Based on the existing literature, little is understood about challenges with recruitment (e.g., low recruitment rates), data collection procedures and outcome measures (e.g., simulator malfunctions), participants’ acceptability (e.g., perceptions on simulator’s usefulness or usability) or suitability toward the driving simulator (e.g., occurrence of SAS), or the resources and management required to implement the study (e.g., costs).
Determining the feasibility may provide insight to the challenges of driving simulator assessments for drivers with MS, including confounding variables that may affect driving performance such as the occurrence of SAS.

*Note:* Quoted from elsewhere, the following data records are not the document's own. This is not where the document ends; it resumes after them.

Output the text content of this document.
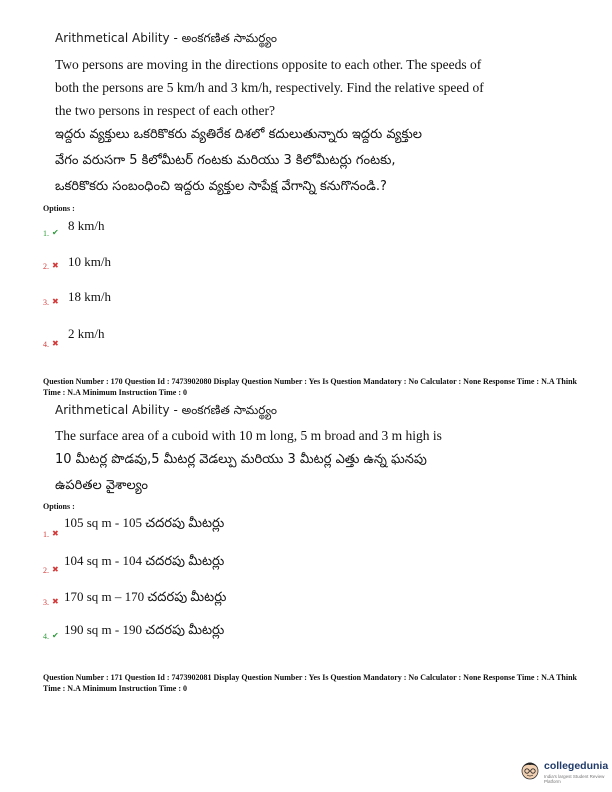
Arithmetical Ability - అంకగణిత సామర్థ్యం
Two persons are moving in the directions opposite to each other. The speeds of
both the persons are 5 km/h and 3 km/h, respectively. Find the relative speed of
the two persons in respect of each other?
ఇద్దరు వ్యక్తులు ఒకరికొకరు వ్యతిరేక దిశలో కదులుతున్నారు ఇద్దరు వ్యక్తుల
వేగం వరుసగా 5 కిలోమీటర్ గంటకు మరియు 3 కిలోమీటర్లు గంటకు,
ఒకరికొకరు సంబంధించి ఇద్దరు వ్యక్తుల సాపేక్ష వేగాన్ని కనుగొనండి.?
Options :
1. ✔ 8 km/h
2. ✖ 10 km/h
3. ✖ 18 km/h
4. ✖
2 km/h
Question Number : 170 Question Id : 7473902080 Display Question Number : Yes Is Question Mandatory : No Calculator : None Response Time : N.A Think Time : N.A Minimum Instruction Time : 0
Arithmetical Ability - అంకగణిత సామర్థ్యం
The surface area of a cuboid with 10 m long, 5 m broad and 3 m high is
10 మీటర్ల పొడవు,5 మీటర్ల వెడల్పు మరియు 3 మీటర్ల ఎత్తు ఉన్న ఘనపు
ఉపరితల వైశాల్యం
Options :
1. ✖
105 sq m - 105 చదరపు మీటర్లు
2. ✖
104 sq m - 104 చదరపు మీటర్లు
3. ✖ 170 sq m – 170 చదరపు మీటర్లు
4. ✔ 190 sq m - 190 చదరపు మీటర్లు
Question Number : 171 Question Id : 7473902081 Display Question Number : Yes Is Question Mandatory : No Calculator : None Response Time : N.A Think Time : N.A Minimum Instruction Time : 0
collegedunia
India's largest Student Review Platform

1.8 Dissertation Rationale
The rationale for this study derives from three fronts. First, because the feasibility of utilizing clinical tests to indicate driving simulator performance in drivers with MS is not well studied, little is understood about the challenges associated with driving studies or driving simulators that can impact participation and adherence rates, complete data collection, and test results. Accordingly, this dissertation will examine this gap in the literature. Understanding the feasibility of the study will indicate the advantages, challenges, practicability, and capability of factors that may impact study findings and whether to execute a full-scale study.
Second, the inconsistency between on-road and driving simulator study findings for which visual and cognitive impairment can indicate driving performance deficits
identifies the need to determine whether the same clinical tests found to underlie on-road driving performance can also underlie driving performance on a driving simulator.
Understanding this gap in the literature may provide insight to whether driving simulator assessments may be used as a substitute to assess fitness to drive in people with MS.
Third, the inconsistency between on-road and driving simulator study findings for which driving maneuvers, environments, and errors can detect driving performance impairment in drivers with MS make it difficult to understand if such errors can be detected on a driving simulator. Understanding whether operational and/or tactical adjustment to stimuli errors in suburban and/or urban environments can indicate driving simulator performance impairment in drivers with MS may guide fitness to drive decision-making.